Les obstacles à la baisse des consommations énergétiques dans le secteur résidentiel : une analyse empirique du cas français

par Salomé Bakaloglou

Thèse de doctorat en Sciences économiques

Sous la direction de Francesco Ricci et de Dorothée Charlier.

Soutenue le 28-05-2019

à Montpellier , dans le cadre de EDEG - Economie Gestion , en partenariat avec Acteurs, ressources et territoires dans le développement (Montpellier ; Perpignan) (laboratoire) .

Le président du jury était Matthieu Glachant.

Le jury était composé de Francesco Ricci, Dorothée Charlier, Matthieu Glachant, Sébastien Houde, Olivier Beaumais, Dominique Bureau.

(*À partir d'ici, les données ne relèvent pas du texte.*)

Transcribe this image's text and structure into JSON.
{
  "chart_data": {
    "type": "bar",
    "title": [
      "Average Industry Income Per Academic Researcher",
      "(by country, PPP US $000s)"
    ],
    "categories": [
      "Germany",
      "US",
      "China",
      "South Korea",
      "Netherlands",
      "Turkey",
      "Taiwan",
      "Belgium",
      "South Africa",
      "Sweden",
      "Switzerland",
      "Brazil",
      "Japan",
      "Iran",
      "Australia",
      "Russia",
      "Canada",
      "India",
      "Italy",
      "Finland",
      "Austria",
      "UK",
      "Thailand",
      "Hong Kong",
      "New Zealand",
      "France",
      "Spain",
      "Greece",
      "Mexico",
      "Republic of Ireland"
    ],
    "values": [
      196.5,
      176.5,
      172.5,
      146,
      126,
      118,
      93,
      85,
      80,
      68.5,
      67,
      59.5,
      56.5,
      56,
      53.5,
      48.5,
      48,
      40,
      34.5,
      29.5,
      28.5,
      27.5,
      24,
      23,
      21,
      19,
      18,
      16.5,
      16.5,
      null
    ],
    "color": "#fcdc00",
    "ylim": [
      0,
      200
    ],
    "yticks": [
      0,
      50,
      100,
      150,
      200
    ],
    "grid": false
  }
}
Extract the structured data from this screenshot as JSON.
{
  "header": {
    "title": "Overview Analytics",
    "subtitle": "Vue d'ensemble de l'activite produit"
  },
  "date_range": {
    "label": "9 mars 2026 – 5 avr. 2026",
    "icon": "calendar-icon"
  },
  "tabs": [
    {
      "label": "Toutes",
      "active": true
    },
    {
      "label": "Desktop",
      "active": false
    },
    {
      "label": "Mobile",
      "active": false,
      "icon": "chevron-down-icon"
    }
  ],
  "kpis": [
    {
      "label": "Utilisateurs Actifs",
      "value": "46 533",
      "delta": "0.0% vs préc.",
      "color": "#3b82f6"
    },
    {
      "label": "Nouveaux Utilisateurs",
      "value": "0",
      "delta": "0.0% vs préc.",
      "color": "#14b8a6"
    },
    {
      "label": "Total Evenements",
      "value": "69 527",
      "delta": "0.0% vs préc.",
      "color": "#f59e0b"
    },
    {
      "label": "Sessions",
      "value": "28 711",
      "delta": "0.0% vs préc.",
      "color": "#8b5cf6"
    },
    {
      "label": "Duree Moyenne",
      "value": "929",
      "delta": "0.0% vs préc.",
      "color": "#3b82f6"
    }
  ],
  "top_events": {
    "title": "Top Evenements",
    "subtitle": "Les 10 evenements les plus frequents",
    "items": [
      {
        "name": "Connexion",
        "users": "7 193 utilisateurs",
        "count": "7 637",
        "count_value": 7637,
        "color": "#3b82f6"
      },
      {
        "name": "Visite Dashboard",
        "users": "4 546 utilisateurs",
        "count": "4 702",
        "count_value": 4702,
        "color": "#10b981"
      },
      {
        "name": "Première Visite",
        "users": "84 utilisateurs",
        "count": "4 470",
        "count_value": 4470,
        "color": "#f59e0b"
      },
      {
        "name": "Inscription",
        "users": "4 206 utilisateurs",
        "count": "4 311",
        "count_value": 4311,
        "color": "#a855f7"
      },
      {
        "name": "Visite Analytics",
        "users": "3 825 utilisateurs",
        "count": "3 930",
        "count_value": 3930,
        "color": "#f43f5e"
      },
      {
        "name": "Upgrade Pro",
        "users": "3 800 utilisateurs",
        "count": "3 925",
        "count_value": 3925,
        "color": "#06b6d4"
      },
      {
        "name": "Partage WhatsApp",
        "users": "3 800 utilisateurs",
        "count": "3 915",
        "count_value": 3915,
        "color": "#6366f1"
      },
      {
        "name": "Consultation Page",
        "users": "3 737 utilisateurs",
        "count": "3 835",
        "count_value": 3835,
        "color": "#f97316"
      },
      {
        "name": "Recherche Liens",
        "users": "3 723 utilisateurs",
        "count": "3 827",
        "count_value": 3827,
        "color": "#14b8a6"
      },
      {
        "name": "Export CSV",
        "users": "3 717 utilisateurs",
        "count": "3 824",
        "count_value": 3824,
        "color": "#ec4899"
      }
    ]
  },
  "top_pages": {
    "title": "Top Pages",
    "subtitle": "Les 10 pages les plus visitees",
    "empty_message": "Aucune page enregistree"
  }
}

Les rapporteurs étaient Sébastien Houde, Olivier Beaumais.


  • Résumé

    La réduction de la consommation énergétique du secteur résidentiel constitue un enjeu majeur dans un contexte de transition énergétique et de lutte contre le changement climatique. Pourtant, malgré les politiques publiques en place, la consommation énergétique sectorielle française peine à baisser. À travers quatre essais empiriques, cette thèse s’intéresse aux obstacles à la baisse des consommations énergétiques dans le secteur résidentiel français en se focalisant sur le rôle des facteurs individuels. Dans le premier chapitre, qui s’inscrit dans la littérature sur le les barrières à l’investissement en efficacité énergétique et le « paradoxe énergétique » (Jaffe and Stavins, 1994), nous utilisons la méthode des choix discrets pour mettre en évidence le rôle de l’incertitude sur la qualité des travaux de rénovation et le prix de l’énergie comme barrière à l’investissement en efficacité énergétique. Le second chapitre fournit un éclairage empirique sur le rôle des facteurs socio-économiques, des préférences individuelles pour le confort et de la performance énergétique du logement pour expliquer la consommation énergétique résidentielle. Le troisième chapitre est l’occasion d’étudier l’écart de performance énergétique à l’échelle du logement (consommation énergétique réelle vs théorique) et ses déterminants individuels et socio-économiques, via la régression quantile. Enfin, le quatrième chapitre s’intéresse aux interactions dynamiques entre efficacité énergétique et consommation énergétique en traitant la question de l’effet rebond direct pour l’usage de chauffage résidentiel en France.

  • Titre traduit

    Obstacles to lower energy consumption in the residential sector : an empirical analysis of the French case


  • Résumé

    Reducing the energy consumption of the residential sector is a major stake in the context of the energy transition and the fight against climate change. However, despite the implementation of several dedicated public policies, the energy consumption of the sector has barely decreased in France. Through four empirical articles, this thesis aims to identify some of the barriers to the decrease of the French residential energy consumption with a focus on the role of individual determinants. In the first chapter, we wish to contribute to the literature on the barriers to energy efficiency investment (Sutherland, 1991) and the “energy efficiency gap” (Jaffe and Stavins, 1994). We use the methodology of the discrete choice experiment to assess the role of perceived risk and uncertainty on retrofit quality and energy price as barrier to the energy renovation decision. In the second chapter, we provide an empirical contribution on the role of individual preferences for comfort, other individual determinants and energy performance of dwellings in explaining energy consumption. In the third chapter, we study the energy performance gap (gap between theoretical and real energy consumption at dwelling level) and its drivers by using the quantile regression. Finally, in the fourth chapter, we test the assumption of the existence of a rebound effect for the heating energy consumption in France.